To do this effectively, these projects need to be contextual, collaborative and self-critical. To challenge rather than just celebrate. Unfortunately, many of the Palmyra reconstructions have not met these criteria. The IDA failed to give context to its 3D-printed Arch of Triumph. It lacked adequate programming or signage, and didn’t explicitly connect with the violence that led to it. Together with Syrian archaeologists, the project could have been used to educate the West about colonialism in Syria and its continuing legacy, but instead it was mere spectacle. (Contrast this with the work of the Iranian-American artist Morehshin Allahyari, who uses 3D printing of ancient statues to draw attention to colonialism.) Syrians who live in and around the cities of damaged UNESCO World Heritage sites are finding innovative ways to reclaim and repair buildings – what might they do with the millions spent on 3D printing projects in Western nations? The fact that Palmyra and Bosra al-Sham are World Heritage sites does not mandate universal claim to these places and their antiquities. Rather, it’s a global call to think critically about our relationship to these places, their pasts, and what responsibilities those relationships might carry with them.

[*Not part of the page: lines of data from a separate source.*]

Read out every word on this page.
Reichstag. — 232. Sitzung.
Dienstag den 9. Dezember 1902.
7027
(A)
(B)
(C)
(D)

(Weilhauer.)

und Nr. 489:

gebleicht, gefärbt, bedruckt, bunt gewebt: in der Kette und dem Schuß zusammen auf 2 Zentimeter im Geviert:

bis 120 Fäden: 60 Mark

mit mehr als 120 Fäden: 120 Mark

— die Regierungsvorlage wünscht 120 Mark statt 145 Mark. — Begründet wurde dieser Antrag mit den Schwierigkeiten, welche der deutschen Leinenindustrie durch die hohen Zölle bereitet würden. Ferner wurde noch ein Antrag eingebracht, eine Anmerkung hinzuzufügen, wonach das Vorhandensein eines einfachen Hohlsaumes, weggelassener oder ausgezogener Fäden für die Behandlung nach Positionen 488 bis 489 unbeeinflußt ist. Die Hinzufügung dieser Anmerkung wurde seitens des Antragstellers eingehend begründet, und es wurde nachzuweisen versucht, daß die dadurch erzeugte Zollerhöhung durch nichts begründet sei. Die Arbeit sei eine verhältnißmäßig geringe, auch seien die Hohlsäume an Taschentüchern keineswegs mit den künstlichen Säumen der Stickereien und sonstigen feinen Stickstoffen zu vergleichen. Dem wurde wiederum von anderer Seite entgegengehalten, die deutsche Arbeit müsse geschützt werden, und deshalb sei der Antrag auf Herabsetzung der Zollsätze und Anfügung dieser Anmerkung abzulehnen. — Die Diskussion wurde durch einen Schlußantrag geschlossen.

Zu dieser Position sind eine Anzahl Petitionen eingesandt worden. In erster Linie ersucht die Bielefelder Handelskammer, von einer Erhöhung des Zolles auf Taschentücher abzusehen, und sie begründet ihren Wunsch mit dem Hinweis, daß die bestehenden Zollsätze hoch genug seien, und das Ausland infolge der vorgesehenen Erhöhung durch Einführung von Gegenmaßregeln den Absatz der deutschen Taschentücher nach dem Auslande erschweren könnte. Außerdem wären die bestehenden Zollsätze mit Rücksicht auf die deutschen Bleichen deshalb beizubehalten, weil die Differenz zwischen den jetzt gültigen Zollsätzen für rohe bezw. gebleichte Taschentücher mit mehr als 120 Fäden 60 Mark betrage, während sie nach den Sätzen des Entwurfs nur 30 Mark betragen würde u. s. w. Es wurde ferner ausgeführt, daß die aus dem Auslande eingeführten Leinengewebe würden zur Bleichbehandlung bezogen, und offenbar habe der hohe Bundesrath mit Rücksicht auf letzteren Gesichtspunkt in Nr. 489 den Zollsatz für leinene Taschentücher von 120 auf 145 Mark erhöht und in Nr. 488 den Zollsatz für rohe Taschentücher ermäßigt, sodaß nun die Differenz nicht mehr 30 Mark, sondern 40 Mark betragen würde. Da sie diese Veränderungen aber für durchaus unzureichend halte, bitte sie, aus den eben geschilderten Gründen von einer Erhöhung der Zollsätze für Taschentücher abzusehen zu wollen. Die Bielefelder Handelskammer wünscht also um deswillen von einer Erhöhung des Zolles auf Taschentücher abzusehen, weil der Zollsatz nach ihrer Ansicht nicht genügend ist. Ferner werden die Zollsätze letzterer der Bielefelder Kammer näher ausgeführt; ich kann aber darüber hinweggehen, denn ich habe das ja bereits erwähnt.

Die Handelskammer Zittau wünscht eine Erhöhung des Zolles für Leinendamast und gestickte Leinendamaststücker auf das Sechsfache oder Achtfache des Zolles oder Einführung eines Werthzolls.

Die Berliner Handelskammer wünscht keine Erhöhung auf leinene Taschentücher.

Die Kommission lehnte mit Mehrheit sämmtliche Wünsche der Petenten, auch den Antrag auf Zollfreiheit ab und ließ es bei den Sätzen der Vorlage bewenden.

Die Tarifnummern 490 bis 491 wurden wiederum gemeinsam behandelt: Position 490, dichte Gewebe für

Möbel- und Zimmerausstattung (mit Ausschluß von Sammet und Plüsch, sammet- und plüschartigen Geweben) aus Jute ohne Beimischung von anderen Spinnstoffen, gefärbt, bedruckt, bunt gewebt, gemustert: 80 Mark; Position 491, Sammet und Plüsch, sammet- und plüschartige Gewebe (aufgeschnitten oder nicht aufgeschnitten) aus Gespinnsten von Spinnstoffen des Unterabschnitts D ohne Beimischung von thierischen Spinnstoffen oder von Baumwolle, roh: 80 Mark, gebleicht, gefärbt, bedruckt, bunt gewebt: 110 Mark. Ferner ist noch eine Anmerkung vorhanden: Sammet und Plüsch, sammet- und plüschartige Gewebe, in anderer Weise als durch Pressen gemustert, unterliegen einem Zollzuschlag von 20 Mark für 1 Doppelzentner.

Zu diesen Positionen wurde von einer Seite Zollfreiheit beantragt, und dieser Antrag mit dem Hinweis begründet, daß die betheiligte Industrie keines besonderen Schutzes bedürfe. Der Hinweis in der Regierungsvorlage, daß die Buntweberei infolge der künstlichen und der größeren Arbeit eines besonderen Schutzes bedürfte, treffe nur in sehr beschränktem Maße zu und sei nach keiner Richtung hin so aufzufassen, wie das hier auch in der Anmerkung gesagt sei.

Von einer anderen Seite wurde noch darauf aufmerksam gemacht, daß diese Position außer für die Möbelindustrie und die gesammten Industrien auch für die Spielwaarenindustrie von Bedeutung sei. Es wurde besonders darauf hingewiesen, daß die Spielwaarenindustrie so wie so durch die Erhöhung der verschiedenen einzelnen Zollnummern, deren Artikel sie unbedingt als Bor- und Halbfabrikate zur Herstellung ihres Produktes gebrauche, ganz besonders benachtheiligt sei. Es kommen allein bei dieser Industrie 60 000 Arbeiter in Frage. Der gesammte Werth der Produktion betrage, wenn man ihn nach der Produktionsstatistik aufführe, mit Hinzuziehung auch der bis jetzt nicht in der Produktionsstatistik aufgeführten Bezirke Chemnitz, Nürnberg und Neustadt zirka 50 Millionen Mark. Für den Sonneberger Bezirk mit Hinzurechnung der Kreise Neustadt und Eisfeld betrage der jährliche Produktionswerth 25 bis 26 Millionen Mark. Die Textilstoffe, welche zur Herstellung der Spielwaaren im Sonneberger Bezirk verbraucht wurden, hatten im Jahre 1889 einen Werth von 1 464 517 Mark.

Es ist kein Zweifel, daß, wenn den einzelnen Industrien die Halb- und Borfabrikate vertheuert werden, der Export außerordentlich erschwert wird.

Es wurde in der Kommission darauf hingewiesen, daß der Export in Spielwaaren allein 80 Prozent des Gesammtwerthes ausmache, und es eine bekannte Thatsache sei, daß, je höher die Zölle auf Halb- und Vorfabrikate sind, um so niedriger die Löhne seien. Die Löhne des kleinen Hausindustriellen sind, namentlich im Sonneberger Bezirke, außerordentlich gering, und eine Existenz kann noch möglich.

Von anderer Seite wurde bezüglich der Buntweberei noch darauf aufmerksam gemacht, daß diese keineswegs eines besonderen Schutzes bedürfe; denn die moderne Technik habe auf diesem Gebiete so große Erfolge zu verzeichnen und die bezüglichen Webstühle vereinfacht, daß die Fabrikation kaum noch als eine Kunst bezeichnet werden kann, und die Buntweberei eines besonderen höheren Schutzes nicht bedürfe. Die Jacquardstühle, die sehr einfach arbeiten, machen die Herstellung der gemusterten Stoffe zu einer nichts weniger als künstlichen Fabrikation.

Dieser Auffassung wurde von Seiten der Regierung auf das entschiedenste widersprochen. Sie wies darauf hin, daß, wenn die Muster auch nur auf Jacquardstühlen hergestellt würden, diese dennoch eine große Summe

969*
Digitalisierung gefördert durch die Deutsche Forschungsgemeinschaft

For better or for worse, the West has an appetite for antiquities, and the spectacle of a 3D-printed triumphal arch could be used as an anchor for education. The recent increase in attention to protecting cultural heritage (from special encouragements by the National Endowment for the Humanities in the US, to the theme of the UN Global Colloquium of University Presidents at Yale in 2016) has focused primarily on technology and artefacts, but this fascination could be better harnessed. Once the obsession with material authenticity is set aside, it becomes clear that cultural heritage includes not just ancient arches but moral debts and political lessons. Restoration projects that rekindle our relationship with history could pave the way for greater understanding of heritage – not only as a past to celebrate, but also a past from which to learn.